China’s Super League starts – but the hype is over

A cent is one euro less taxes, is a saying. Of course, the conditions are not that bad, not even in China. Nevertheless, the tax ensures that the boom of the previous year is no longer available in this form. It’s not the only problem of the Super League going into the next round on Friday afternoon.

At the last minute, a mega deal came to fruition: Yannick Carrasco and Nicolas Gaitan moved from Atletico Madrid to Dalian Yifang for a total of 48 million euros. The rich in the Middle Kingdom had struck again – but not in the shape as in the previous year.

At that time, Chinese clubs spent well over 400 million euros on new acquisitions during the winter break. King transfer Oscar (26) moved from Chelsea to Shanghai IPG for 60 million euros. In Germany, the chewing gum transfer from Anthony Modeste from 1. FC Köln to Tianjin Quanjian made headlines. The Rhinelanders finally cut 35 million euros.

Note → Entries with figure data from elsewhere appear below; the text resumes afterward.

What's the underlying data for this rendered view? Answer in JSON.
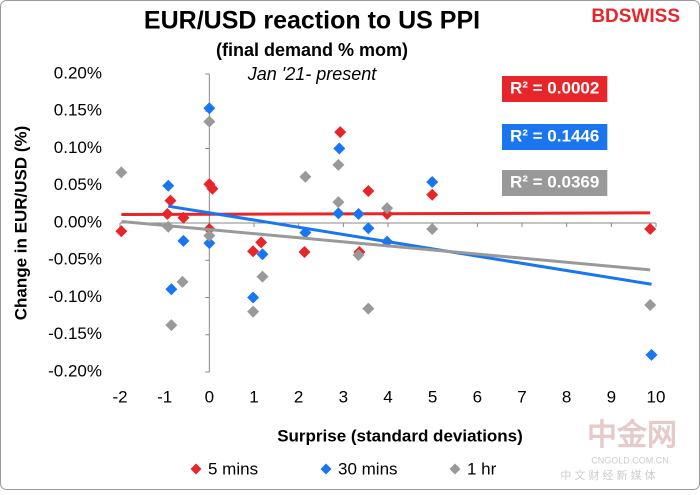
{
  "chart_data": {
    "type": "scatter",
    "title": "EUR/USD reaction to US PPI",
    "subtitle": "(final demand % mom)",
    "annotation": "Jan '21- present",
    "logo": "BDSWISS",
    "watermark": {
      "main": "中金网",
      "site": "CNGOLD.COM.CN",
      "tagline": "中 文 财 经 新 媒 体"
    },
    "x_label": "Surprise (standard deviations)",
    "y_label": "Change in EUR/USD  (%)",
    "xlim": [
      -2,
      10
    ],
    "ylim": [
      -0.2,
      0.2
    ],
    "xticks": [
      -2,
      -1,
      0,
      1,
      2,
      3,
      4,
      5,
      6,
      7,
      8,
      9,
      10
    ],
    "yticks": [
      {
        "value": -0.2,
        "label": "-0.20%"
      },
      {
        "value": -0.15,
        "label": "-0.15%"
      },
      {
        "value": -0.1,
        "label": "-0.10%"
      },
      {
        "value": -0.05,
        "label": "-0.05%"
      },
      {
        "value": 0,
        "label": "0.00%"
      },
      {
        "value": 0.05,
        "label": "0.05%"
      },
      {
        "value": 0.1,
        "label": "0.10%"
      },
      {
        "value": 0.15,
        "label": "0.15%"
      },
      {
        "value": 0.2,
        "label": "0.20%"
      }
    ],
    "trendline": true,
    "series": [
      {
        "name": "5 mins",
        "color": "#e8262a",
        "r_squared_label": "R² = 0.0002",
        "x": [
          -1.97,
          -0.87,
          -0.94,
          -0.58,
          0,
          0.07,
          0,
          0.98,
          1.16,
          2.13,
          2.93,
          3.36,
          3.56,
          3.98,
          4.99,
          9.87
        ],
        "values": [
          -0.011,
          0.03,
          0.012,
          0.007,
          0.052,
          0.046,
          -0.008,
          -0.038,
          -0.026,
          -0.039,
          0.122,
          -0.039,
          0.043,
          0.012,
          0.038,
          -0.008
        ]
      },
      {
        "name": "30 mins",
        "color": "#1a75f0",
        "r_squared_label": "R² = 0.1446",
        "x": [
          -0.92,
          -0.85,
          -0.58,
          0,
          0,
          0.98,
          1.19,
          2.15,
          2.91,
          2.89,
          3.34,
          3.56,
          3.98,
          4.99,
          9.9
        ],
        "values": [
          0.05,
          -0.089,
          -0.024,
          0.154,
          -0.027,
          -0.1,
          -0.042,
          -0.013,
          0.1,
          0.013,
          0.012,
          -0.007,
          -0.025,
          0.055,
          -0.177
        ]
      },
      {
        "name": "1 hr",
        "color": "#999999",
        "r_squared_label": "R² = 0.0369",
        "x": [
          -1.97,
          -0.92,
          -0.85,
          -0.6,
          0,
          0,
          0.98,
          1.19,
          2.15,
          2.89,
          2.89,
          3.34,
          3.56,
          3.98,
          4.99,
          9.87
        ],
        "values": [
          0.068,
          -0.005,
          -0.137,
          -0.079,
          0.136,
          -0.017,
          -0.119,
          -0.072,
          0.062,
          0.078,
          0.028,
          -0.043,
          -0.115,
          0.02,
          -0.008,
          -0.11
        ]
      }
    ]
  }
}
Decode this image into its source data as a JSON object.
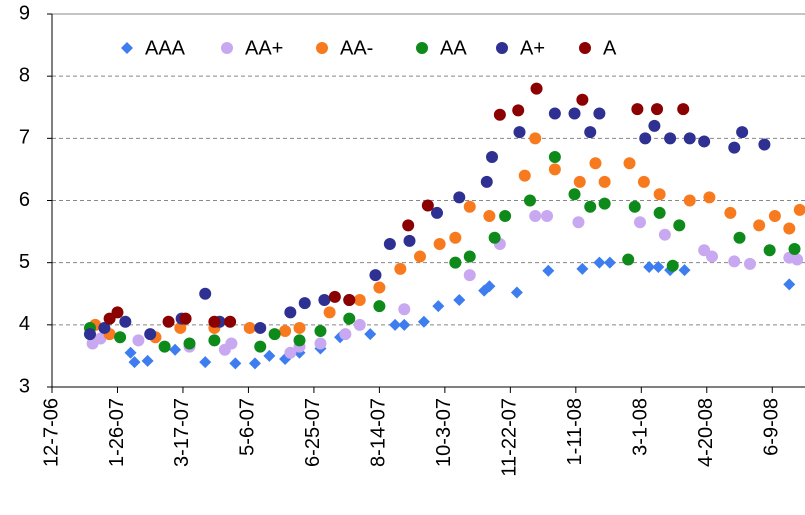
{
  "chart_data": {
    "type": "scatter",
    "legend": "top",
    "grid": true,
    "ylim": [
      3,
      9
    ],
    "yticks": [
      3,
      4,
      5,
      6,
      7,
      8,
      9
    ],
    "xlim": [
      "2006-12-07",
      "2008-07-04"
    ],
    "xticks": [
      {
        "value": "2006-12-07",
        "label": "12-7-06"
      },
      {
        "value": "2007-01-26",
        "label": "1-26-07"
      },
      {
        "value": "2007-03-17",
        "label": "3-17-07"
      },
      {
        "value": "2007-05-06",
        "label": "5-6-07"
      },
      {
        "value": "2007-06-25",
        "label": "6-25-07"
      },
      {
        "value": "2007-08-14",
        "label": "8-14-07"
      },
      {
        "value": "2007-10-03",
        "label": "10-3-07"
      },
      {
        "value": "2007-11-22",
        "label": "11-22-07"
      },
      {
        "value": "2008-01-11",
        "label": "1-11-08"
      },
      {
        "value": "2008-03-01",
        "label": "3-1-08"
      },
      {
        "value": "2008-04-20",
        "label": "4-20-08"
      },
      {
        "value": "2008-06-09",
        "label": "6-9-08"
      }
    ],
    "series": [
      {
        "name": "AAA",
        "color": "#3d7df0",
        "marker": "diamond",
        "x": [
          "2007-01-05",
          "2007-02-05",
          "2007-02-08",
          "2007-02-18",
          "2007-03-11",
          "2007-04-03",
          "2007-04-26",
          "2007-05-11",
          "2007-05-22",
          "2007-06-03",
          "2007-06-14",
          "2007-06-30",
          "2007-07-15",
          "2007-08-07",
          "2007-08-26",
          "2007-09-02",
          "2007-09-17",
          "2007-09-28",
          "2007-10-14",
          "2007-11-02",
          "2007-11-06",
          "2007-11-27",
          "2007-12-21",
          "2008-01-16",
          "2008-01-29",
          "2008-02-06",
          "2008-03-07",
          "2008-03-14",
          "2008-03-23",
          "2008-04-03",
          "2008-06-22"
        ],
        "values": [
          3.85,
          3.55,
          3.4,
          3.42,
          3.6,
          3.4,
          3.38,
          3.38,
          3.5,
          3.45,
          3.55,
          3.62,
          3.8,
          3.85,
          4.0,
          4.0,
          4.05,
          4.3,
          4.4,
          4.55,
          4.62,
          4.52,
          4.87,
          4.9,
          5.0,
          5.0,
          4.93,
          4.93,
          4.88,
          4.88,
          4.65
        ]
      },
      {
        "name": "AA+",
        "color": "#c8a8f0",
        "marker": "circle",
        "x": [
          "2007-01-07",
          "2007-01-13",
          "2007-02-11",
          "2007-03-22",
          "2007-04-18",
          "2007-04-23",
          "2007-06-07",
          "2007-06-14",
          "2007-06-30",
          "2007-07-19",
          "2007-07-30",
          "2007-09-02",
          "2007-10-22",
          "2007-11-14",
          "2007-12-11",
          "2007-12-20",
          "2008-01-13",
          "2008-02-29",
          "2008-03-19",
          "2008-04-18",
          "2008-04-24",
          "2008-05-11",
          "2008-05-23",
          "2008-06-22",
          "2008-06-28"
        ],
        "values": [
          3.7,
          3.78,
          3.75,
          3.65,
          3.6,
          3.7,
          3.55,
          3.65,
          3.7,
          3.85,
          4.0,
          4.25,
          4.8,
          5.3,
          5.75,
          5.75,
          5.65,
          5.65,
          5.45,
          5.2,
          5.1,
          5.02,
          4.98,
          5.08,
          5.05
        ]
      },
      {
        "name": "AA-",
        "color": "#f77b1e",
        "marker": "circle",
        "x": [
          "2007-01-09",
          "2007-01-20",
          "2007-02-24",
          "2007-03-15",
          "2007-04-10",
          "2007-05-07",
          "2007-06-03",
          "2007-06-14",
          "2007-07-07",
          "2007-07-30",
          "2007-08-14",
          "2007-08-30",
          "2007-09-14",
          "2007-09-29",
          "2007-10-11",
          "2007-10-22",
          "2007-11-06",
          "2007-12-03",
          "2007-12-11",
          "2007-12-26",
          "2008-01-14",
          "2008-01-26",
          "2008-02-02",
          "2008-02-21",
          "2008-03-03",
          "2008-03-15",
          "2008-04-07",
          "2008-04-22",
          "2008-05-08",
          "2008-05-30",
          "2008-06-11",
          "2008-06-22",
          "2008-06-30"
        ],
        "values": [
          4.0,
          3.85,
          3.8,
          3.95,
          3.95,
          3.95,
          3.9,
          3.95,
          4.2,
          4.4,
          4.6,
          4.9,
          5.1,
          5.3,
          5.4,
          5.9,
          5.75,
          6.4,
          7.0,
          6.5,
          6.3,
          6.6,
          6.3,
          6.6,
          6.3,
          6.1,
          6.0,
          6.05,
          5.8,
          5.6,
          5.75,
          5.55,
          5.85
        ]
      },
      {
        "name": "AA",
        "color": "#0d8a1a",
        "marker": "circle",
        "x": [
          "2007-01-05",
          "2007-01-28",
          "2007-03-03",
          "2007-03-22",
          "2007-04-10",
          "2007-05-15",
          "2007-05-26",
          "2007-06-14",
          "2007-06-30",
          "2007-07-22",
          "2007-08-14",
          "2007-10-11",
          "2007-10-22",
          "2007-11-10",
          "2007-11-18",
          "2007-12-07",
          "2007-12-26",
          "2008-01-10",
          "2008-01-22",
          "2008-02-02",
          "2008-02-20",
          "2008-02-25",
          "2008-03-15",
          "2008-03-30",
          "2008-03-25",
          "2008-05-15",
          "2008-06-07",
          "2008-06-26"
        ],
        "values": [
          3.95,
          3.8,
          3.65,
          3.7,
          3.75,
          3.65,
          3.85,
          3.75,
          3.9,
          4.1,
          4.3,
          5.0,
          5.1,
          5.4,
          5.75,
          6.0,
          6.7,
          6.1,
          5.9,
          5.95,
          5.05,
          5.9,
          5.8,
          5.6,
          4.95,
          5.4,
          5.2,
          5.22
        ]
      },
      {
        "name": "A+",
        "color": "#2e3092",
        "marker": "circle",
        "x": [
          "2007-01-05",
          "2007-01-16",
          "2007-02-01",
          "2007-02-20",
          "2007-03-16",
          "2007-04-03",
          "2007-04-14",
          "2007-05-15",
          "2007-06-07",
          "2007-06-18",
          "2007-07-03",
          "2007-07-22",
          "2007-08-11",
          "2007-08-22",
          "2007-09-06",
          "2007-09-27",
          "2007-10-14",
          "2007-11-04",
          "2007-11-08",
          "2007-11-29",
          "2007-12-26",
          "2008-01-10",
          "2008-01-22",
          "2008-01-29",
          "2008-03-04",
          "2008-03-11",
          "2008-03-23",
          "2008-04-07",
          "2008-04-18",
          "2008-05-11",
          "2008-05-17",
          "2008-06-03"
        ],
        "values": [
          3.85,
          3.95,
          4.05,
          3.85,
          4.1,
          4.5,
          4.05,
          3.95,
          4.2,
          4.35,
          4.4,
          4.4,
          4.8,
          5.3,
          5.35,
          5.8,
          6.05,
          6.3,
          6.7,
          7.1,
          7.4,
          7.4,
          7.1,
          7.4,
          7.0,
          7.2,
          7.0,
          7.0,
          6.95,
          6.85,
          7.1,
          6.9
        ]
      },
      {
        "name": "A",
        "color": "#8b0000",
        "marker": "circle",
        "x": [
          "2007-01-20",
          "2007-01-26",
          "2007-03-06",
          "2007-03-19",
          "2007-04-10",
          "2007-04-22",
          "2007-07-11",
          "2007-07-22",
          "2007-09-05",
          "2007-09-20",
          "2007-11-14",
          "2007-11-28",
          "2007-12-12",
          "2008-01-16",
          "2008-02-27",
          "2008-03-13",
          "2008-04-02"
        ],
        "values": [
          4.1,
          4.2,
          4.05,
          4.1,
          4.05,
          4.05,
          4.45,
          4.4,
          5.6,
          5.92,
          7.38,
          7.45,
          7.8,
          7.62,
          7.47,
          7.47,
          7.47
        ]
      }
    ]
  }
}
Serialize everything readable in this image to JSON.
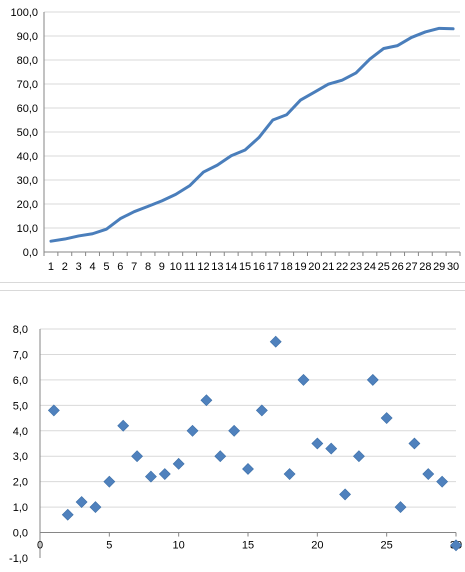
{
  "chart_data": [
    {
      "type": "line",
      "title": "",
      "xlabel": "",
      "ylabel": "",
      "categories": [
        "1",
        "2",
        "3",
        "4",
        "5",
        "6",
        "7",
        "8",
        "9",
        "10",
        "11",
        "12",
        "13",
        "14",
        "15",
        "16",
        "17",
        "18",
        "19",
        "20",
        "21",
        "22",
        "23",
        "24",
        "25",
        "26",
        "27",
        "28",
        "29",
        "30"
      ],
      "series": [
        {
          "color": "#4a7ebb",
          "values": [
            4.5,
            5.4,
            6.7,
            7.6,
            9.5,
            13.9,
            16.8,
            19.0,
            21.3,
            24.0,
            27.6,
            33.3,
            36.2,
            40.1,
            42.5,
            47.7,
            55.0,
            57.2,
            63.3,
            66.6,
            69.9,
            71.6,
            74.6,
            80.4,
            84.8,
            86.0,
            89.4,
            91.7,
            93.2,
            93.0
          ]
        }
      ],
      "ylim": [
        0,
        100
      ],
      "y_ticks": [
        "0,0",
        "10,0",
        "20,0",
        "30,0",
        "40,0",
        "50,0",
        "60,0",
        "70,0",
        "80,0",
        "90,0",
        "100,0"
      ],
      "grid": "horizontal"
    },
    {
      "type": "scatter",
      "title": "",
      "xlabel": "",
      "ylabel": "",
      "series": [
        {
          "color": "#4f81bd",
          "marker": "diamond",
          "x": [
            1,
            2,
            3,
            4,
            5,
            6,
            7,
            8,
            9,
            10,
            11,
            12,
            13,
            14,
            15,
            16,
            17,
            18,
            19,
            20,
            21,
            22,
            23,
            24,
            25,
            26,
            27,
            28,
            29,
            30
          ],
          "y": [
            4.8,
            0.7,
            1.2,
            1.0,
            2.0,
            4.2,
            3.0,
            2.2,
            2.3,
            2.7,
            4.0,
            5.2,
            3.0,
            4.0,
            2.5,
            4.8,
            7.5,
            2.3,
            6.0,
            3.5,
            3.3,
            1.5,
            3.0,
            6.0,
            4.5,
            1.0,
            3.5,
            2.3,
            2.0,
            -0.5
          ]
        }
      ],
      "xlim": [
        0,
        30
      ],
      "ylim": [
        -1,
        8
      ],
      "x_ticks": [
        "0",
        "5",
        "10",
        "15",
        "20",
        "25",
        "30"
      ],
      "y_ticks": [
        "-1,0",
        "0,0",
        "1,0",
        "2,0",
        "3,0",
        "4,0",
        "5,0",
        "6,0",
        "7,0",
        "8,0"
      ],
      "negative_tick_color": "#ff0000",
      "grid": "horizontal"
    }
  ]
}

But the hype is over – and that has good reasons. “The whole league is unsettled, and that’s because of the new penalty tax,” says well-known Chinese sports commentator Yan Qiang. Qiang assumes that clubs have spent a maximum of a third of the sum of the previous year for new commitments. Since last summer, China’s clubs have finally had to pay a 100% tax on the transfer fee. For the transfer of Carrasco and Gaitan so over 90 million euros are due.

Beijing Guoan tricks in vain

Attempts by the clubs to bypass the tax failed. For example, Tricksen wanted the Beijing Guoan coached by Roger Schmidt. When striker Cedric Bakambu moved from Spanish first division side FC Villarreal to the Chinese capital in early January, Beijingers said that Bakambu had paid its 40 million euro exit clause “out of pocket”. You do not need tax to pay taxes. The Chinese Football Association reacted, and clearly. Guoan announced shortly afterwards, complacently, “catching up with the relevant payments”.

 Carlos Tevez about the Chinese

In order to promote domestic players, only three foreigners per team may stand in the square at the same time and only four (plus one non-Chinese Asian) in the squad. For many a legionary there was a certain reluctance to notice anyway. The most striking example is Carlos Tevez: Last year, the Argentinian moved from his home club Boca Juniors to Shanghai, where he should get an annual salary of 40 million dollars. 16 games, four goals – that was the meager record of the Argentinian. In addition, he poured some hate over the Chinese. “They just can not play football, Chinese players do not have the technical skills of South Americans or Europeans by nature,” he said in an interview in September.

In January, Shanghai let him go again. It wants to focus more in the future on their own youth work and the promotion of Chinese talent, it is now in more and more clubs, which are thus also in line with the Communist Party. Anthony Ujah is also an example of the reverse: The Nigerian left his Chinese employer Liaoning and joined Mainz 05 again in the winter.

Modeste misses his family

And how did Modeste fare? The Frenchman was instrumental in helping his club reach the Asian Champions League. At the decisive qualifier against Philippine representative Ceres Negros (2-0) at the end of January, he scored both goals. On a visit to Cologne immediately afterwards, however, he let it resonate that he too is not completely happy and could imagine a return to the FC. “I do not know what’s going to happen in the future, maybe I’ll come back or not,” he told the Express. He enjoys the time in China, but also misses his family: “Without them, it is difficult.”